By Tetsushi Kajimoto

TOKYO (Reuters) -Japan’s annual exports grew much-less than expected in June, highlighting weak Chinese and Western demand that continues to undercut the post-COVID recovery in the world’s third-biggest economy.

The risk of a world recession amid sweeping monetary policy tightening since last year has cast a pall over export-led economies, with many countries including Japan relying on domestic consumption to underpin growth.

The trade data, released by the Ministry of Finance (MOF) on Thursday, showed exports rose 1.5% year-on-year last month, below the 2.3% gain expected by 15 economists in a Reuters poll, but faster than a 0.6% rise in May.

Exports were led by U.S.-bound shipments of cars and mining machinery, while China-bound shipments of steel, chips and nonferrous metal caused a double-digit decline in overall exports to China.

“The effects of U.S. and European rate hikes aimed at curbing demand and inflation will persist from now on, while the Chinese economy is struggling despite some stimulus steps, all of which deprive the global economy of a growth engine,” said Takeshi Minami, chief economist at Norinchukin Research Institute.

“Going forward, it could be hard for Japan to maintain a trade surplus in a stable manner unless exports regain strength and global commodity prices keep import costs low.”

Imports fell 12.9% year-on-year in June, versus the median estimate for a 11.2% decrease.
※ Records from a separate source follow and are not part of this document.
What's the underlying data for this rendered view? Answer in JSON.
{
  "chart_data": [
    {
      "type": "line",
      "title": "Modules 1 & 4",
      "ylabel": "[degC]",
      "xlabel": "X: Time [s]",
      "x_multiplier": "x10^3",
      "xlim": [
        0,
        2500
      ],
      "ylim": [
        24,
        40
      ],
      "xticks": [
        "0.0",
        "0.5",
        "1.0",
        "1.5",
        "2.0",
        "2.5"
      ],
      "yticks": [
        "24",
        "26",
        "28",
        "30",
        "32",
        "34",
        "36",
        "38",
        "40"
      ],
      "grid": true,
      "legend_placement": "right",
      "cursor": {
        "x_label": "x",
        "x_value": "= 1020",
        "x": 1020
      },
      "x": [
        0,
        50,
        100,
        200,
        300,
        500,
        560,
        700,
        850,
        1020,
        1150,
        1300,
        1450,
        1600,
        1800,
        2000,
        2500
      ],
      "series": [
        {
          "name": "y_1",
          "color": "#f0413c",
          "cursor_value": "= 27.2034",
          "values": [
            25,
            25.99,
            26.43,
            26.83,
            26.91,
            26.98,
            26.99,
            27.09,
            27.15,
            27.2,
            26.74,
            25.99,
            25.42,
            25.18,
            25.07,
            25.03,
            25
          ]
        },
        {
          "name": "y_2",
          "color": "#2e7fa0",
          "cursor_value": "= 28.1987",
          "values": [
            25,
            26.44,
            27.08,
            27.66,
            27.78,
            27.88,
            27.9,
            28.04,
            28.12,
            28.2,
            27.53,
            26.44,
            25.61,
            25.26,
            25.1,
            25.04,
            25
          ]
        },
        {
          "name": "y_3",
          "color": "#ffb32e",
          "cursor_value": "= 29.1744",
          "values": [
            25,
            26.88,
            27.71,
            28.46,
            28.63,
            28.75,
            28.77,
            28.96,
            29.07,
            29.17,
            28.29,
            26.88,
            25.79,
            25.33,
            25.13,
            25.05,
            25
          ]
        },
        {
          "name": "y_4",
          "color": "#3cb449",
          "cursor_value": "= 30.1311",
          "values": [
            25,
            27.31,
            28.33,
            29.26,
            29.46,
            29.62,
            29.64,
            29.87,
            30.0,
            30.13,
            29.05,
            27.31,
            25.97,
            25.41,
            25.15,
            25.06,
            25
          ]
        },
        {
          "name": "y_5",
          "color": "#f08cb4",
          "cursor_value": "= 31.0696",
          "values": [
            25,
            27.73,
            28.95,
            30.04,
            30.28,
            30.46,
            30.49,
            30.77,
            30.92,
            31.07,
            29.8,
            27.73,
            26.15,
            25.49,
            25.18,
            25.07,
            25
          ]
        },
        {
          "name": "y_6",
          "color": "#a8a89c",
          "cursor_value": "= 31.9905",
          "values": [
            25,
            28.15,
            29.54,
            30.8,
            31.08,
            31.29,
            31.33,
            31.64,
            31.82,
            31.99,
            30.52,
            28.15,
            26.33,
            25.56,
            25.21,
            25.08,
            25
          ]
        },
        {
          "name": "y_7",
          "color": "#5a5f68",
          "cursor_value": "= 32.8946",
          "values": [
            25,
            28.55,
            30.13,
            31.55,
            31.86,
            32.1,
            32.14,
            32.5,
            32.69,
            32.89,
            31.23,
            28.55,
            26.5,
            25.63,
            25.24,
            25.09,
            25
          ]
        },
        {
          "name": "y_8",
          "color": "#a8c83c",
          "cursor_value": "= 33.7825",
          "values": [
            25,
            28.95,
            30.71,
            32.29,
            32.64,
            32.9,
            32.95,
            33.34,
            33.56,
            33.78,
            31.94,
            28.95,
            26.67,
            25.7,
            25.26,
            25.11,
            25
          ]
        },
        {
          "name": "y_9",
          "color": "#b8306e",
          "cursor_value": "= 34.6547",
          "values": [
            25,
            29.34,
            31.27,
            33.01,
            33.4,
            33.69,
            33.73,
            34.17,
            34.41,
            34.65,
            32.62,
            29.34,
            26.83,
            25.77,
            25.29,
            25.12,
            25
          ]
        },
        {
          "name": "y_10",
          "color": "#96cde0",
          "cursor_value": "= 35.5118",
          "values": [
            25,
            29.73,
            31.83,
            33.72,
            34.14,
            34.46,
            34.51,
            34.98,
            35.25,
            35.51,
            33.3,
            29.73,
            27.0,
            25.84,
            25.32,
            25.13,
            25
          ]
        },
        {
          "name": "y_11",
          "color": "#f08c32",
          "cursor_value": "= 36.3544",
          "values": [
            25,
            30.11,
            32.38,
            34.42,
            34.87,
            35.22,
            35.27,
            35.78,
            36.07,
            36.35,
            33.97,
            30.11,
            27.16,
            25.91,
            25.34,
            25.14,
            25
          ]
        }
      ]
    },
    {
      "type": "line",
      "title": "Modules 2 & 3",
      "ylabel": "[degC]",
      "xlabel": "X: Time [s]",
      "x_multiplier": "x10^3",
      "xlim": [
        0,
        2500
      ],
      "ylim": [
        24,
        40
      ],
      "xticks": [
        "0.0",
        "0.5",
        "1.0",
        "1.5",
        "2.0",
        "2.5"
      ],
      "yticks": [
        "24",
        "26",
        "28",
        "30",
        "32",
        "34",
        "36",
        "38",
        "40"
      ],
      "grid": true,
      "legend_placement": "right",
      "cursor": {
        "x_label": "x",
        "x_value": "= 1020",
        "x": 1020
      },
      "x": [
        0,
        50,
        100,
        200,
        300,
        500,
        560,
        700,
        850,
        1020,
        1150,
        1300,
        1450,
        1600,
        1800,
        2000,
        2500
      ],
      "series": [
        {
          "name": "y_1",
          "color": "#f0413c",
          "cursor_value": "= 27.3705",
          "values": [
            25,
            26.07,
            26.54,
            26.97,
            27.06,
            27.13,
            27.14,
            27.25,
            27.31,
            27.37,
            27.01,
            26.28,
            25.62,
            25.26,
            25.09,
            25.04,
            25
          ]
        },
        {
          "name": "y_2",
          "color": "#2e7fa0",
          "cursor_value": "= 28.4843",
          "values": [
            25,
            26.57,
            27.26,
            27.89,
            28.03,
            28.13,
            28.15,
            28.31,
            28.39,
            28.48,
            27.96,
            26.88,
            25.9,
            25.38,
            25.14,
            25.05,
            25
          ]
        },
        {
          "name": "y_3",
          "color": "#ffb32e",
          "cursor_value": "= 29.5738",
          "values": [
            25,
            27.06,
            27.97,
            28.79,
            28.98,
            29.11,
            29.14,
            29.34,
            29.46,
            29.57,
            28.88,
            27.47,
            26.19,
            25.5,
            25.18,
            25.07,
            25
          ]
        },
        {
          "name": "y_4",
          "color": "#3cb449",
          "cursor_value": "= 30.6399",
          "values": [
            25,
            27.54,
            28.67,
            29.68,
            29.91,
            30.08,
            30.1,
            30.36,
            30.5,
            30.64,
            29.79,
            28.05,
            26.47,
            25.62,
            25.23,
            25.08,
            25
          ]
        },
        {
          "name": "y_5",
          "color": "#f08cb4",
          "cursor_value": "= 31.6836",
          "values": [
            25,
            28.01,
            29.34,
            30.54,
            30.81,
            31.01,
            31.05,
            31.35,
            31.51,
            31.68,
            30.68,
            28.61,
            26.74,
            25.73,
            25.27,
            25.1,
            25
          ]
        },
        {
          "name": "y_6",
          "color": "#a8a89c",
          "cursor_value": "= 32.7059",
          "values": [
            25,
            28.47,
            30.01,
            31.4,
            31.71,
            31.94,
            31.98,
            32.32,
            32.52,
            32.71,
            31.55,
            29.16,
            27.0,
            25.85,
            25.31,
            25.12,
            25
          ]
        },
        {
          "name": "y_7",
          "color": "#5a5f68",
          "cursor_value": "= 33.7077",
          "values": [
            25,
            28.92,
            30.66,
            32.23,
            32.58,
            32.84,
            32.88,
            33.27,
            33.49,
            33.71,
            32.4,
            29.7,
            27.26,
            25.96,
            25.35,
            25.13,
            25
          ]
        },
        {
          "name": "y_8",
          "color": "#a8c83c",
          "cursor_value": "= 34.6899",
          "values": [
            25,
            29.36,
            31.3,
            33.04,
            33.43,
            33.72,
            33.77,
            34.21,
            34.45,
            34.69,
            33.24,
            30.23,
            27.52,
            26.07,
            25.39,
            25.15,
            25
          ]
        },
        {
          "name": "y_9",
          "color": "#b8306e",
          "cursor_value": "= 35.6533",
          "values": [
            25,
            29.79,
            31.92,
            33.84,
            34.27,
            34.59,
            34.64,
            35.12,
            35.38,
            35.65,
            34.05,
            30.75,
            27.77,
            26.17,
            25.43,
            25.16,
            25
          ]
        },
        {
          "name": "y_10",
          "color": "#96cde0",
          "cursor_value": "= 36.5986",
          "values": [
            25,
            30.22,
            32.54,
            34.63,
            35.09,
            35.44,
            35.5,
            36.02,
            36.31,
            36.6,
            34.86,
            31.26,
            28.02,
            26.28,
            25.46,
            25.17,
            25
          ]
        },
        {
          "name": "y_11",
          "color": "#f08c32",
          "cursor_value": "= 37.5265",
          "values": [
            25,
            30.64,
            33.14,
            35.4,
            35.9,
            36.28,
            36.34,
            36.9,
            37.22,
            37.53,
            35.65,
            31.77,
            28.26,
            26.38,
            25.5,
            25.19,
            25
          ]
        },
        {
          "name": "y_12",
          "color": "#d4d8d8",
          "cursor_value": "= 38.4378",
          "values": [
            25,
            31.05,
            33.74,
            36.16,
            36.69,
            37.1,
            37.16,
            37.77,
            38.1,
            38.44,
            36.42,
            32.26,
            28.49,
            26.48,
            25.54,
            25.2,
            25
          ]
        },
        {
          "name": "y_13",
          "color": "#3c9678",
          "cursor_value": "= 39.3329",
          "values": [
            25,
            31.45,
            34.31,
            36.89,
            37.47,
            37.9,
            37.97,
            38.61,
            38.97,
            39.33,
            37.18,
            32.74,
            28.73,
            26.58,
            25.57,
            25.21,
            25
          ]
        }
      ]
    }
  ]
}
The decline in the value of imports, caused by drops in crude, coal and liquefied , should help ease concerns about rising costs of purchases.

The overall trade numbers produced a trade surplus of 43 billion yen ($308.11 million), confounding the median estimate for a 90.1 billion yen deficit.

A weak yen and surging import costs have led to nearly two years of trade deficits in Japan, another challenge for policymakers hoping to shore up a fragile recovery following the end of COVID curbs.

By region, exports to China, Japan’s largest trading partner, fell 11% year-on-year last month, due to drops in shipments of steel, chips and nonferrous metal, following a 3.4% decline in May.

U.S.-bound shipments, Japan’s major ally, rose 11.7% year-on-year in June, led by shipments of cars, construction and mining machinery, following a 9.4% rise in the previous month.